Sun Microsystems Inc's StarOffice office applications suite is expected to wrest a 10% market share of the desktop productivity software sector away from Microsoft by 2004.
Technology analysts at Gartner Group predict that Sun has a "slightly better than 50:50 chance" to win a 10% slice of business away from Microsoft, as organizations start to count the cost of licensing changes being brought about with the introduction on August 1 of Microsoft's new Software Assurance renewable subscription scheme.
Palo Alto, California-based Sun has been giving StarOffice away free of charge ever since it acquired the software along with its German parent Star Division in August 1999. It has also made the code available to the open source community through openoffice.org. But as ComputerWire reported in February, plans are being readied by Sun to start charging Linux and Windows users of its StarOffice desktop office suite from version 6.0.

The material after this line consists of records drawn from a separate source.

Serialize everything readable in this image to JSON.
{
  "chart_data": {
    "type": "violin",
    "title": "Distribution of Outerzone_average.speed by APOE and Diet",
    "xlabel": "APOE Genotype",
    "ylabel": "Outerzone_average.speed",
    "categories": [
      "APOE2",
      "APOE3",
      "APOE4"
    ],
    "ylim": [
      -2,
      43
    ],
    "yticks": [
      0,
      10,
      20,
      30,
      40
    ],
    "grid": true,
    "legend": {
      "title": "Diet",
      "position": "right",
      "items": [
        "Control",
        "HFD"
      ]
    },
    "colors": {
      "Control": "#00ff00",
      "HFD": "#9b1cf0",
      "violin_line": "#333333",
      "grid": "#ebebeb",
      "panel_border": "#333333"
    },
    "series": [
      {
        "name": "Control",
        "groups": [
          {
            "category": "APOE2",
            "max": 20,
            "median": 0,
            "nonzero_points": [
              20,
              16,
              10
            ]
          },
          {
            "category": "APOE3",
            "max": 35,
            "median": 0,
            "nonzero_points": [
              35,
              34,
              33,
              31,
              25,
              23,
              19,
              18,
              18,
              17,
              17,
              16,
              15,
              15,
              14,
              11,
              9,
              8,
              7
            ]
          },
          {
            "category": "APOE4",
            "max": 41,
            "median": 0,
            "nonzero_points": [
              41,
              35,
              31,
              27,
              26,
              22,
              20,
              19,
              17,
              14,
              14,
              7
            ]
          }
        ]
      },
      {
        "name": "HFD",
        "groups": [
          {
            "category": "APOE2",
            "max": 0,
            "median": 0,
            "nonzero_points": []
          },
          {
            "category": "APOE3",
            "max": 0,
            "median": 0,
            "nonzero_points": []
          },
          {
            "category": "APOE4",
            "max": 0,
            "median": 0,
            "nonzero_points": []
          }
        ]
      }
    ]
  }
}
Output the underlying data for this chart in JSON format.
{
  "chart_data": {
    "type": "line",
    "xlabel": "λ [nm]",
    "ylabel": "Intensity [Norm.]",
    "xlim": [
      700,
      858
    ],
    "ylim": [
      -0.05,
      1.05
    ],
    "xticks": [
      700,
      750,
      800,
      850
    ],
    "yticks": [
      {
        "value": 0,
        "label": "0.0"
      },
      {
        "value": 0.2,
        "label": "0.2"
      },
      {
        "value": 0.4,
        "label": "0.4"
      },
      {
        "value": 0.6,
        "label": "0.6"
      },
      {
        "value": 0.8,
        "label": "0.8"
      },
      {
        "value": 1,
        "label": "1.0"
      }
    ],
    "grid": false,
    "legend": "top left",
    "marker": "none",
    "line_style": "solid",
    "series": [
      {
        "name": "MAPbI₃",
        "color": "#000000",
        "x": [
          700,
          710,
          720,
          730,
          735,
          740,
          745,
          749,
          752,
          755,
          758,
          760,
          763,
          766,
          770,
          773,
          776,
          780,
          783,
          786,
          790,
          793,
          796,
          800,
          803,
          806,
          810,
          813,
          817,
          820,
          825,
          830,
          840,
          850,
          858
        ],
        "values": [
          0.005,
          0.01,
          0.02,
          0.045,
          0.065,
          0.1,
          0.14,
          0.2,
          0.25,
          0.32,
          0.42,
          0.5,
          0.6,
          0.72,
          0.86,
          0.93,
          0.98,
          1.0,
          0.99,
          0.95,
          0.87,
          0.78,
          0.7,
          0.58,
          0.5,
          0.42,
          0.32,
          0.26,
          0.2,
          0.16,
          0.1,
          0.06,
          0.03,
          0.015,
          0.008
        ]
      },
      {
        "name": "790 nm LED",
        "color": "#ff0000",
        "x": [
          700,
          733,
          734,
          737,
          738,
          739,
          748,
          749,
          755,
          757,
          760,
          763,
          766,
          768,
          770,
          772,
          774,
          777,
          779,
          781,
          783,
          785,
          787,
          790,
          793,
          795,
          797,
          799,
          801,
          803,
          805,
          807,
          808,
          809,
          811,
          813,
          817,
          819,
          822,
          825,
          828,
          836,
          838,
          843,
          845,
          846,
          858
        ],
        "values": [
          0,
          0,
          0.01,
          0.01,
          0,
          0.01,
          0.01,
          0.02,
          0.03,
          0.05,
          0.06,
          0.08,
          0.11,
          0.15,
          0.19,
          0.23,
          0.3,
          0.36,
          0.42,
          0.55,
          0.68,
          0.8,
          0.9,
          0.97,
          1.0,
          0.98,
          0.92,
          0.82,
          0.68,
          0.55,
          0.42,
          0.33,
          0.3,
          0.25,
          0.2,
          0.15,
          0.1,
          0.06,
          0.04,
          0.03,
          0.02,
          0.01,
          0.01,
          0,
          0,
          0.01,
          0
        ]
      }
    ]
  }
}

This is a move Gartner sees as increasing the viability of the package as an alternative to Microsoft Office. The thinking is that risk-averse businesses would feel more comfortable licensing low-cost software from a profitable business division of Sun than they would using free software that might not offer adequate support. Retail pricing is expected to be less than $100 a seat, with volume pricing pitched as much as 40% less than the single-user level.
Unlike the competition, the latest version of StarOffice will run on Linux and Solaris computers and every Windows PC based around a Pentium I architecture and above. For some sites, adopting Sun's desktop productivity program should help slow the PC upgrade cycle to a fraction of what is considered normal, the company contends. Sun sees the most likely early adopters of StarOffice as the millions of users still running Office 95 and Office 97 products, but the Linux edition might well push adopters toward the open source OpenOffice version.
While Sun can boast of five million downloaded and 20 million distributed copies of StarOffice, it is not known how many of those are actually being used. Some estimates suggest numbers are as low as 39,000.